Der Grund für die Reise war das traditionelle Madonnenfest. Dabei wird die Heilige Maria delle Grazie gefeiert, die Schutzpatronin des Ortes. Das Fest ist für die Gemeinde das wichtigste religiöse Ereignis und ein großer gesellschaftlicher Treffpunkt. Der Höhepunkt war eine Prozession durch den Ort, bei der etwa 7.000 Menschen mitmachten. Viele Leute, die heute in Deutschland leben, reisen extra für dieses Fest in ihre alte Heimat zurück.

Die Verbindung zwischen Sindelfingen (Landkreis Böblingen, Baden-Württemberg) und dem sizilianischen Ort ist alt. Sie begann Ende der 1950er Jahre, als viele Menschen aus Mirabella Imbaccari zur Arbeit nach Deutschland kamen. Viele von ihnen ließen sich in Sindelfingen, aber auch in Calw und Schönaich nieder.

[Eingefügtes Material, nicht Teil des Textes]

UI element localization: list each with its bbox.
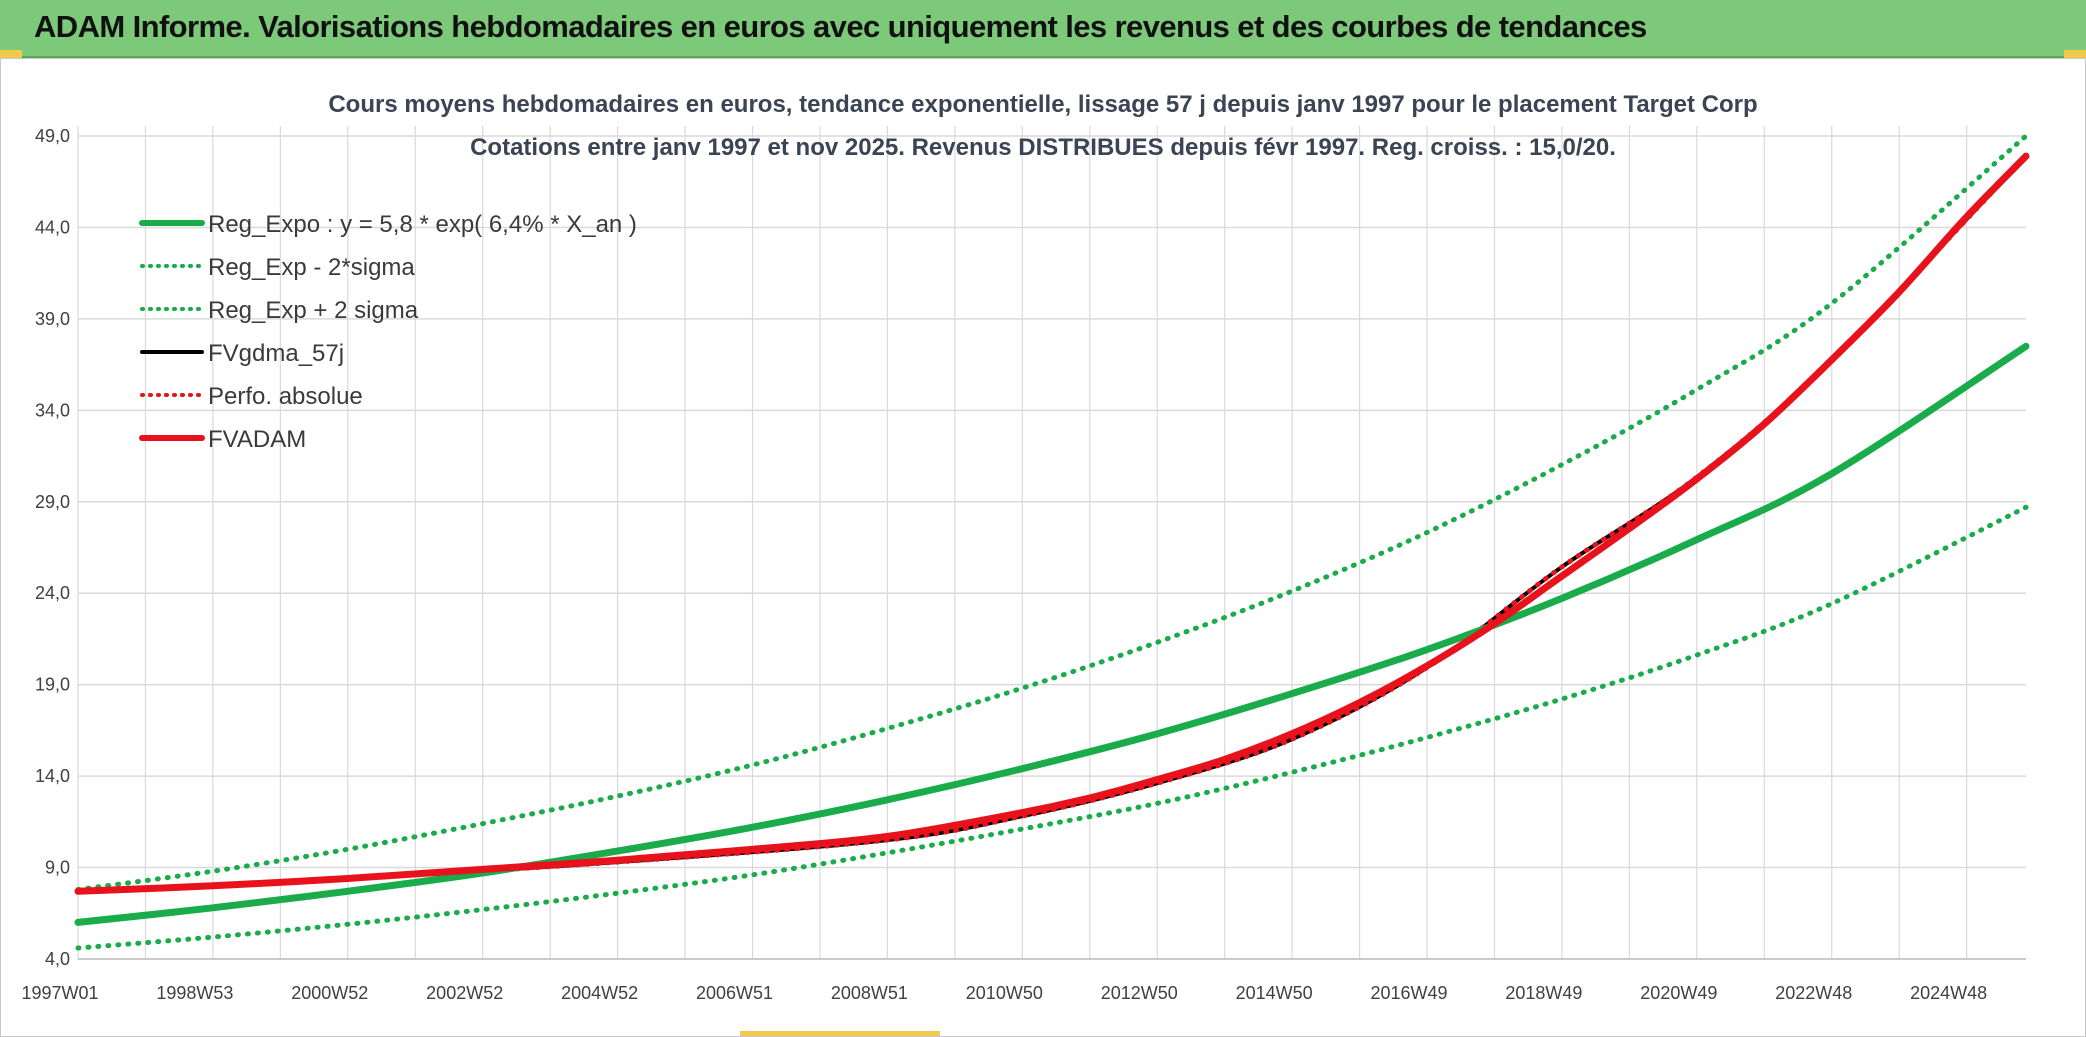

Heute leben rund 800 Menschen mit Wurzeln in Mirabella Imbaccari in Sindelfingen. Markus Kleemann nutzte den Besuch, um mit vielen dieser Bürger persönlich zu sprechen. Er betonte, dass die Verbundenheit über die Generationen hinweg bei seinem Besuch überall spürbar war. Die Menschen betrachten heute oft beide Orte als ihre Heimat.